Dimitri Yogaratnam, CEO of Oslo Brewing Company

“The year of the pilsner? We are making more and more pilsners and lagers after consumer demand and hope the trend continues.”

Pilsners and lagers, in general, are for sure growing in popularity and demand, and we’re psyched to hear the CEO of Oslo Brewing, Dimitri, call this out--it means we can expect more and more stellar examples from this fantastic brewery. While we’re forever fans of big hoppy IPAs, fruity sours, and decadent pastry stouts, it’s so literally refreshing to have pure and simple interpretations of classic lagers to turn to. These styles take great skill and prove the talent of a brewer, they’re iconic, they’re easy to pair, they’re easy-drinking--if 2022 is the year of the pilsner, it stands to be a very good year. Check out examples on TapRm here.

 

Kevin Wong, Co-Founder of Lunar Hard Seltzer

“2022 is going to be the year where we really see people move on from ‘seltzer 1.0’ brands like White Claw and Truly and to ‘RTD 2.0’ brands that provide better flavors, ingredients, or mission.”

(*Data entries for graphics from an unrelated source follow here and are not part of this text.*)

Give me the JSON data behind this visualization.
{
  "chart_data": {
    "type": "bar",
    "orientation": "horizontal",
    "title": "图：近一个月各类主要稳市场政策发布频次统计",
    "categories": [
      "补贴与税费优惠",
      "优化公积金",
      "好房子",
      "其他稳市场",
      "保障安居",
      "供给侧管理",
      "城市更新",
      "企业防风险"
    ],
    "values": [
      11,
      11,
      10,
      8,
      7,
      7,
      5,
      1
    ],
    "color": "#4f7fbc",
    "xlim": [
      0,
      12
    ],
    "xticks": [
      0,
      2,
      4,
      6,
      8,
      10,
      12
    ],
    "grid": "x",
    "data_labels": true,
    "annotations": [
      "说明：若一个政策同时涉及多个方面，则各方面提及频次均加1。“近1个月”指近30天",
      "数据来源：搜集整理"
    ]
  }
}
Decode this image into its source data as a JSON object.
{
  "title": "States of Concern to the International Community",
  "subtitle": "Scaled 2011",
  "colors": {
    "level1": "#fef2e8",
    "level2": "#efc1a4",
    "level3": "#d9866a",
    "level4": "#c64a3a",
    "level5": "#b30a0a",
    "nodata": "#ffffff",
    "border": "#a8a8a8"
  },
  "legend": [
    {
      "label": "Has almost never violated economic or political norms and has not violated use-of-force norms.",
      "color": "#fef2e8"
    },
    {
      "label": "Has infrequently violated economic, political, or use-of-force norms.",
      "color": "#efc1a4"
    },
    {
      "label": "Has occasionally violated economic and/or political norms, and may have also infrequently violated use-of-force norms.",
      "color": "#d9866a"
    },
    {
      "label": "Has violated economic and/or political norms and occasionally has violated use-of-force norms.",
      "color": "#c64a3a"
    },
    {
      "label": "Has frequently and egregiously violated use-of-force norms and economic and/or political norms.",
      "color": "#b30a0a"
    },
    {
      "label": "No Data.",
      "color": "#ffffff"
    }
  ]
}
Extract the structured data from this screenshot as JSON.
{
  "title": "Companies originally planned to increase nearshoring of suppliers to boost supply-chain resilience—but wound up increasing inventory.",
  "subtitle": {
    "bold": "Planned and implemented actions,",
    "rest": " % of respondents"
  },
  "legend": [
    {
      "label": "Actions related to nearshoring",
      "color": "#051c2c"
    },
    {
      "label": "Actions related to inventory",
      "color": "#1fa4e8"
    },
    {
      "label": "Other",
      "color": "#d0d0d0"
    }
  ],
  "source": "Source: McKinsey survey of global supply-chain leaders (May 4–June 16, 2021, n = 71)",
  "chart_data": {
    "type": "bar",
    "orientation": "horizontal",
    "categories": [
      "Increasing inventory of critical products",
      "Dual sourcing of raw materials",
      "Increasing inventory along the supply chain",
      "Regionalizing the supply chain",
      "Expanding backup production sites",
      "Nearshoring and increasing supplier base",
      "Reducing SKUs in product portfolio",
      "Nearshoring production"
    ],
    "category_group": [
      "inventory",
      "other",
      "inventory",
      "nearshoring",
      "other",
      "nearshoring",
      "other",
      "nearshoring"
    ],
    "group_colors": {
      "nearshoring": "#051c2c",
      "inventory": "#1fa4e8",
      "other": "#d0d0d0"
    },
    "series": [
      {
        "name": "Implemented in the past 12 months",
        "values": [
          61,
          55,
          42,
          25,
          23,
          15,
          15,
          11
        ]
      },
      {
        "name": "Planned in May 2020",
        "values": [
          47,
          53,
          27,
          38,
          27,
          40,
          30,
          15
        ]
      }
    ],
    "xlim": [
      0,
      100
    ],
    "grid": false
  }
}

As the co-founder of Lunar Hard Seltzer, Kevin should know. As people grow accustomed to hard seltzer as an option, and as its own drink category, they can move past the big, mainstream gateway brands at every grocery store and start to explore craft brands that are bringing fresh takes to the table, along with natural ingredients, unique flavors, and thoughtful techniques. Lunar, for example, makes Asian ingredients shine in bubbly form, with seltzers like Yuzu and Plum. How--and why--would you ever go back to Big Seltzer?